A few examples from the past couple of years are:
  • Family medicine program director since 2014 (and associate program director since 2010)—I joke that I am the “chief regulatory officer” for the residency but, in spite of having to know and follow the ACGME and RRC rules, have earned a reputation of being very open door and collaborative from the residents and faculty. I believe in transparency and buy-in. Although it can take more time in the beginning, it is helpful to get as many stakeholders as possible involved and engaged. 
    With the residents we have created a new maternal child health rotation, revamped the research and scholarship curriculum, and developed a new vulnerable population series. 
  • Family Medicine Midwest Maternity Care Collaborative—co-chair since 2012. For the first 2 years I was the only chair and was fortunate enough to recruit more help in 2014. Our collaborative developed a multi-institution research protocol aimed at studying whether family physicians appropriately counsel patients regarding gestational weight gain. To support our research, STFM awarded us a Group Project Fund grant. Although we are halfway through data collection (over 800 subjects and counting!), FMM-MCC continues to work on new projects and this year will host their first maternity care conference in July 2016 in Chicago at UIC.

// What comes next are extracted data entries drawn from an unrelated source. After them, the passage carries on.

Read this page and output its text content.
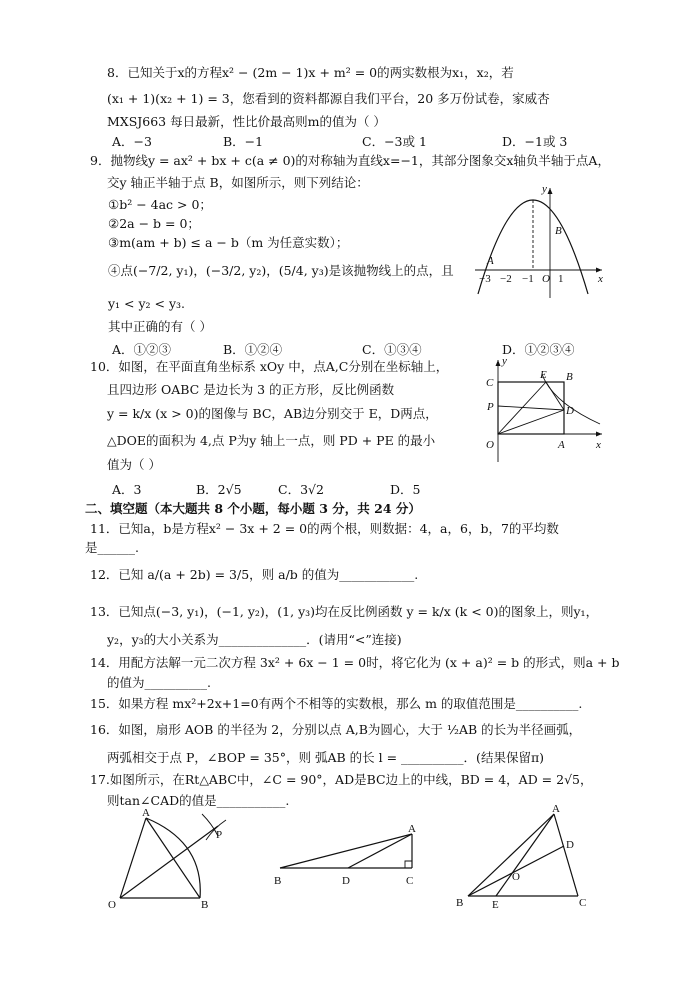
8．已知关于x的方程x² − (2m − 1)x + m² = 0的两实数根为x₁，x₂，若
(x₁ + 1)(x₂ + 1) = 3，您看到的资料都源自我们平台，20 多万份试卷，家威杏
MXSJ663 每日最新，性比价最高则m的值为（ ）
A．−3	B．−1	C．−3或 1	D．−1或 3
9．抛物线y = ax² + bx + c(a ≠ 0)的对称轴为直线x=−1，其部分图象交x轴负半轴于点A，
交y 轴正半轴于点 B，如图所示，则下列结论：
①b² − 4ac > 0；
②2a − b = 0；
③m(am + b) ≤ a − b（m 为任意实数）；
④点(−7/2, y₁)，(−3/2, y₂)，(5/4, y₃)是该抛物线上的点，且
y₁ < y₂ < y₃.
其中正确的有（ ）
A．①②③	B．①②④	C．①③④	D．①②③④
y
B
A
−3 −2 −1 O 1	x
10．如图，在平面直角坐标系 xOy 中，点A,C分别在坐标轴上，
且四边形 OABC 是边长为 3 的正方形，反比例函数
y = k/x (x > 0)的图像与 BC，AB边分别交于 E，D两点，
△DOE的面积为 4,点 P为y 轴上一点，则 PD + PE 的最小
值为（ ）
A．3	B．2√5	C．3√2	D．5
y
C
E B
P	D
O	A	x
二、填空题（本大题共 8 个小题，每小题 3 分，共 24 分）
11．已知a，b是方程x² − 3x + 2 = 0的两个根，则数据：4，a，6，b，7的平均数
是______.
12．已知 a/(a + 2b) = 3/5，则 a/b 的值为____________.
13．已知点(−3, y₁)，(−1, y₂)，(1, y₃)均在反比例函数 y = k/x (k < 0)的图象上，则y₁，
y₂，y₃的大小关系为______________．(请用“<”连接)
14．用配方法解一元二次方程 3x² + 6x − 1 = 0时，将它化为 (x + a)² = b 的形式，则a + b
的值为__________.
15．如果方程 mx²+2x+1=0有两个不相等的实数根，那么 m 的取值范围是__________.
16．如图，扇形 AOB 的半径为 2，分别以点 A,B为圆心，大于 ½AB 的长为半径画弧，
两弧相交于点 P，∠BOP = 35°，则 弧AB 的长 l = __________．(结果保留π)
17.如图所示，在Rt△ABC中，∠C = 90°，AD是BC边上的中线，BD = 4，AD = 2√5，
则tan∠CAD的值是___________.
A
P
O	B
A
B	D	C
A
D
O
B	E	C
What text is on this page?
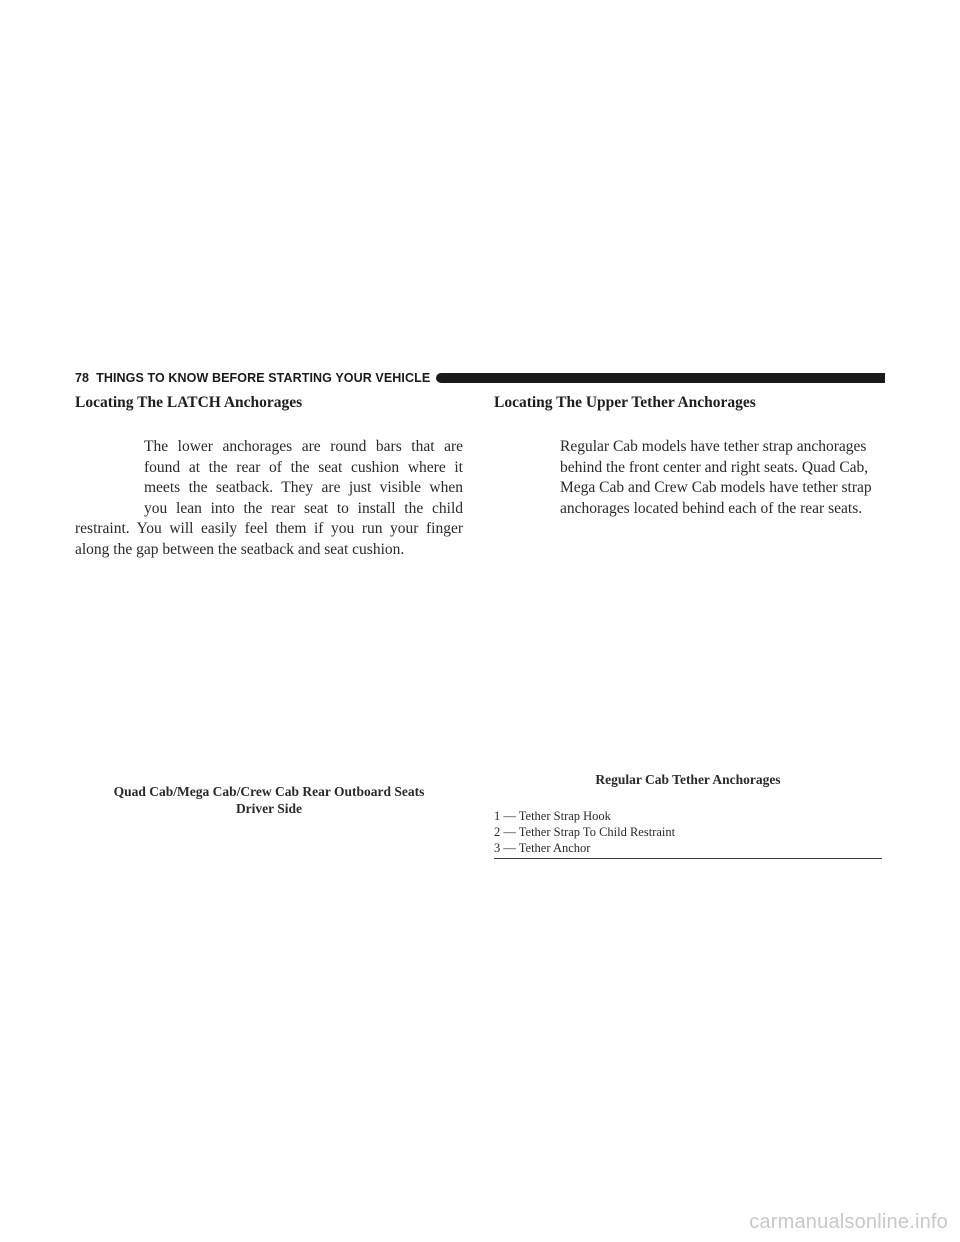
78 THINGS TO KNOW BEFORE STARTING YOUR VEHICLE
Locating The LATCH Anchorages
The lower anchorages are round bars that are
found at the rear of the seat cushion where it
meets the seatback. They are just visible when
you lean into the rear seat to install the child
restraint. You will easily feel them if you run your finger
along the gap between the seatback and seat cushion.
Quad Cab/Mega Cab/Crew Cab Rear Outboard Seats
Driver Side
Locating The Upper Tether Anchorages
Regular Cab models have tether strap anchorages
behind the front center and right seats. Quad Cab,
Mega Cab and Crew Cab models have tether strap
anchorages located behind each of the rear seats.
Regular Cab Tether Anchorages
1 — Tether Strap Hook
2 — Tether Strap To Child Restraint
3 — Tether Anchor
carmanualsonline.info
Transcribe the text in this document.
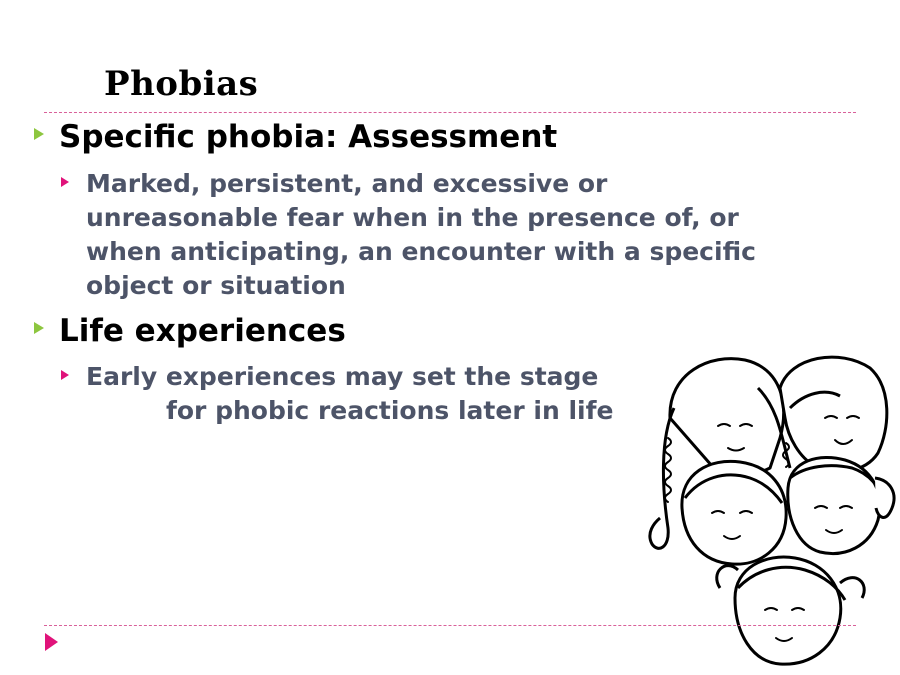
Phobias
Specific phobia: Assessment
Marked, persistent, and excessive or
unreasonable fear when in the presence of, or
when anticipating, an encounter with a specific
object or situation
Life experiences
Early experiences may set the stage
for phobic reactions later in life
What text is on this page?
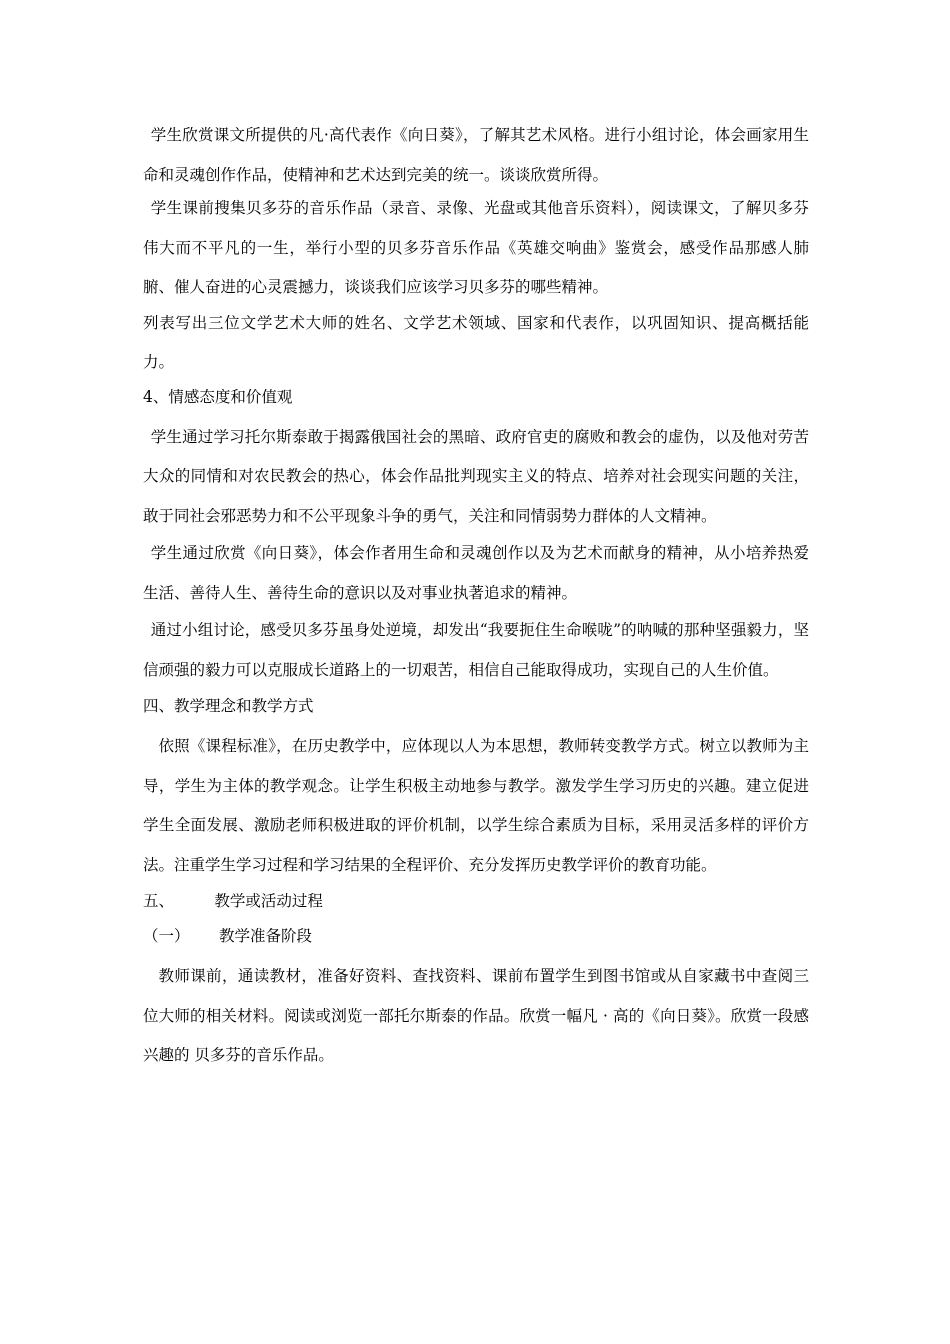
学生欣赏课文所提供的凡·高代表作《向日葵》，了解其艺术风格。进行小组讨论，体会画家用生命和灵魂创作作品，使精神和艺术达到完美的统一。谈谈欣赏所得。

学生课前搜集贝多芬的音乐作品（录音、录像、光盘或其他音乐资料），阅读课文，了解贝多芬伟大而不平凡的一生，举行小型的贝多芬音乐作品《英雄交响曲》鉴赏会，感受作品那感人肺腑、催人奋进的心灵震撼力，谈谈我们应该学习贝多芬的哪些精神。

列表写出三位文学艺术大师的姓名、文学艺术领域、国家和代表作，以巩固知识、提高概括能力。

4、情感态度和价值观

学生通过学习托尔斯泰敢于揭露俄国社会的黑暗、政府官吏的腐败和教会的虚伪，以及他对劳苦大众的同情和对农民教会的热心，体会作品批判现实主义的特点、培养对社会现实问题的关注，敢于同社会邪恶势力和不公平现象斗争的勇气，关注和同情弱势力群体的人文精神。

学生通过欣赏《向日葵》，体会作者用生命和灵魂创作以及为艺术而献身的精神，从小培养热爱生活、善待人生、善待生命的意识以及对事业执著追求的精神。

通过小组讨论，感受贝多芬虽身处逆境，却发出“我要扼住生命喉咙”的呐喊的那种坚强毅力，坚信顽强的毅力可以克服成长道路上的一切艰苦，相信自己能取得成功，实现自己的人生价值。

四、教学理念和教学方式

依照《课程标准》，在历史教学中，应体现以人为本思想，教师转变教学方式。树立以教师为主导，学生为主体的教学观念。让学生积极主动地参与教学。激发学生学习历史的兴趣。建立促进学生全面发展、激励老师积极进取的评价机制，以学生综合素质为目标，采用灵活多样的评价方法。注重学生学习过程和学习结果的全程评价、充分发挥历史教学评价的教育功能。

五、	教学或活动过程

（一） 教学准备阶段

教师课前，通读教材，准备好资料、查找资料、课前布置学生到图书馆或从自家藏书中查阅三位大师的相关材料。阅读或浏览一部托尔斯泰的作品。欣赏一幅凡 · 高的《向日葵》。欣赏一段感兴趣的 贝多芬的音乐作品。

  • Labor & Delivery Guidelines Committee—an interdisciplinary group composed of maternal fetal medicine, midwives, generalist OB, anesthesiology, neonatology, nursing, and family medicine that worked together to develop labor guidelines for the birth center.
  • Children’s Hospital Consultation Guidelines Committee—an interdepartmental group made up of generalist pediatrics, pediatric intensivists, and family medicine that created guidelines for inpatient consultation.